Видимо, в обиходе попривыкнув к повседневной бесовщине вокруг себя, люди сейчас не замечали вблизи, что при своих габаритах дьякон выглядел почти раза в полтора мельче клубного директора, про которого тамошние завсегдатаи шутили, что в его сапоге уместился бы мальчик лет восьми.
Тут Аблаев ощутил электрическое прикосновенье просунувшейся под локоток руки, которая прямиком повела его сквозь почтительно расступившуюся публику перед экзотической фигурой дьякона в рясе с длинными волосами, как было условлено по сценарию отреченья.
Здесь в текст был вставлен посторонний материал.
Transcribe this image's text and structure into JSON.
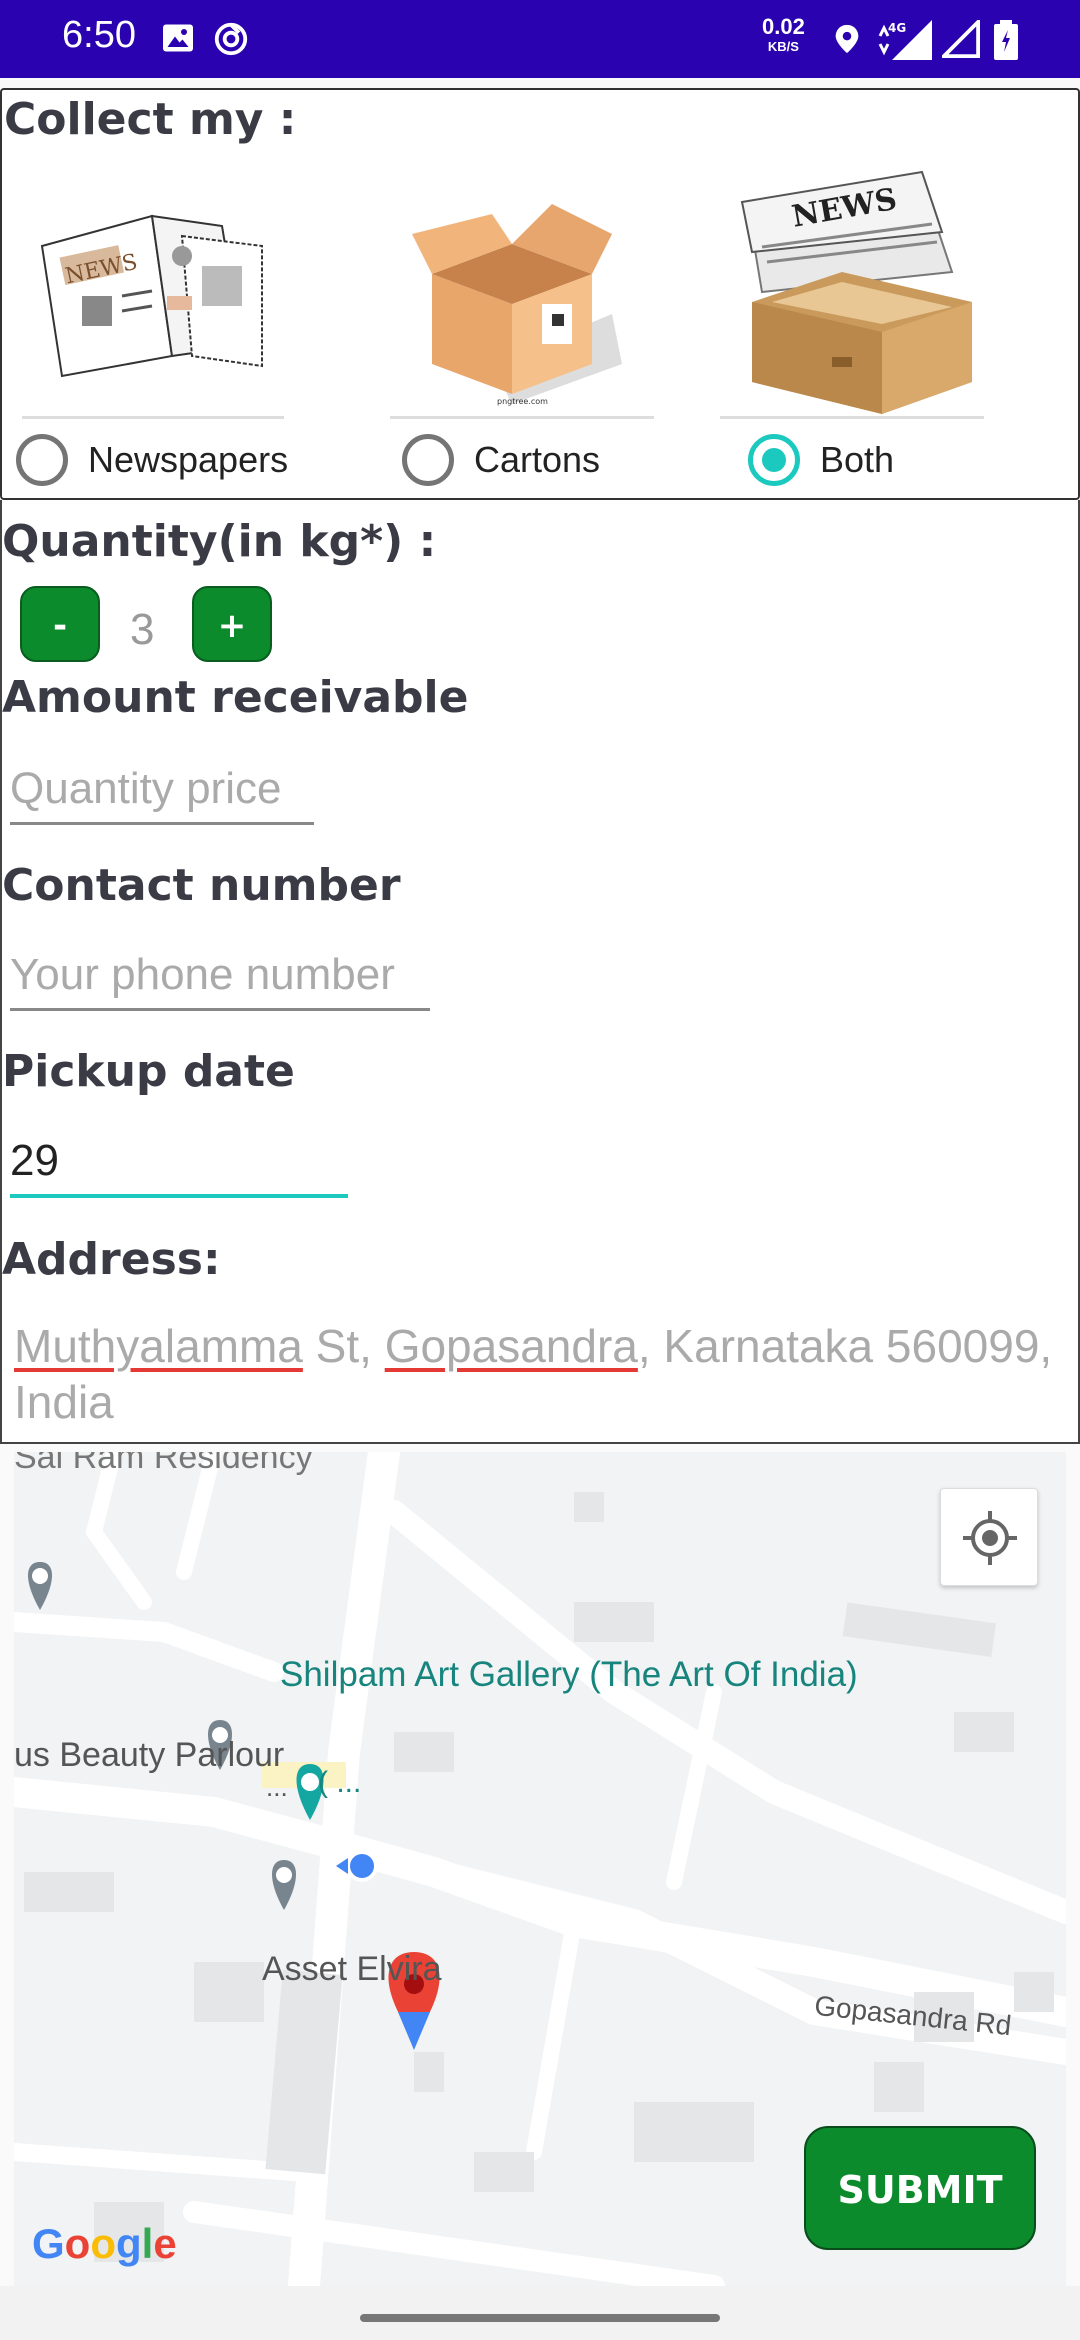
{
  "status_bar": {
    "time": "6:50",
    "speed_value": "0.02",
    "speed_unit": "KB/S",
    "network": "4G",
    "icons": [
      "image-icon",
      "data-saver-icon",
      "location-icon",
      "signal-icon",
      "battery-icon"
    ]
  },
  "collect": {
    "heading": "Collect my :",
    "options": [
      {
        "label": "Newspapers",
        "checked": false
      },
      {
        "label": "Cartons",
        "checked": false
      },
      {
        "label": "Both",
        "checked": true
      }
    ],
    "images": {
      "newspaper_text": "NEWS",
      "carton_caption": "pngtree.com",
      "both_text": "NEWS"
    }
  },
  "quantity": {
    "heading": "Quantity(in kg*) :",
    "minus_label": "-",
    "plus_label": "+",
    "value": "3"
  },
  "amount": {
    "heading": "Amount receivable",
    "placeholder": "Quantity price"
  },
  "contact": {
    "heading": "Contact number",
    "placeholder": "Your phone number"
  },
  "pickup": {
    "heading": "Pickup date",
    "value": "29"
  },
  "address": {
    "heading": "Address:",
    "part1": "Muthyalamma",
    "part2": " St, ",
    "part3": "Gopasandra",
    "part4": ", Karnataka 560099, India"
  },
  "map": {
    "labels": {
      "residency": "Sai Ram Residency",
      "gallery": "Shilpam Art Gallery (The Art Of India)",
      "parlour": "us Beauty Parlour",
      "asset": "Asset Elvira",
      "road": "Gopasandra Rd",
      "paren": "( ...",
      "dots": "..."
    },
    "google_letters": [
      "G",
      "o",
      "o",
      "g",
      "l",
      "e"
    ],
    "google_colors": [
      "#4285F4",
      "#EA4335",
      "#FBBC05",
      "#4285F4",
      "#34A853",
      "#EA4335"
    ]
  },
  "submit_label": "SUBMIT",
  "colors": {
    "status_bar": "#2a02b0",
    "accent": "#1cc9be",
    "button_green": "#0b8b2c"
  }
}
И когда после нескольких ступеней вверх, за поворотом вправо открылось зияющее пространство, у него подкосились ноги, и пришлось бы экую громаду волоком тащить на помост, как на дыбу, если бы не лишняя спасительная минутка ожидания за кулисой, пока кончалось выступление самодеятельного квартета щипковых инструментов, задушевно исполнявшего свой коронный номер на мотив – однозвучно гремит колокольчик.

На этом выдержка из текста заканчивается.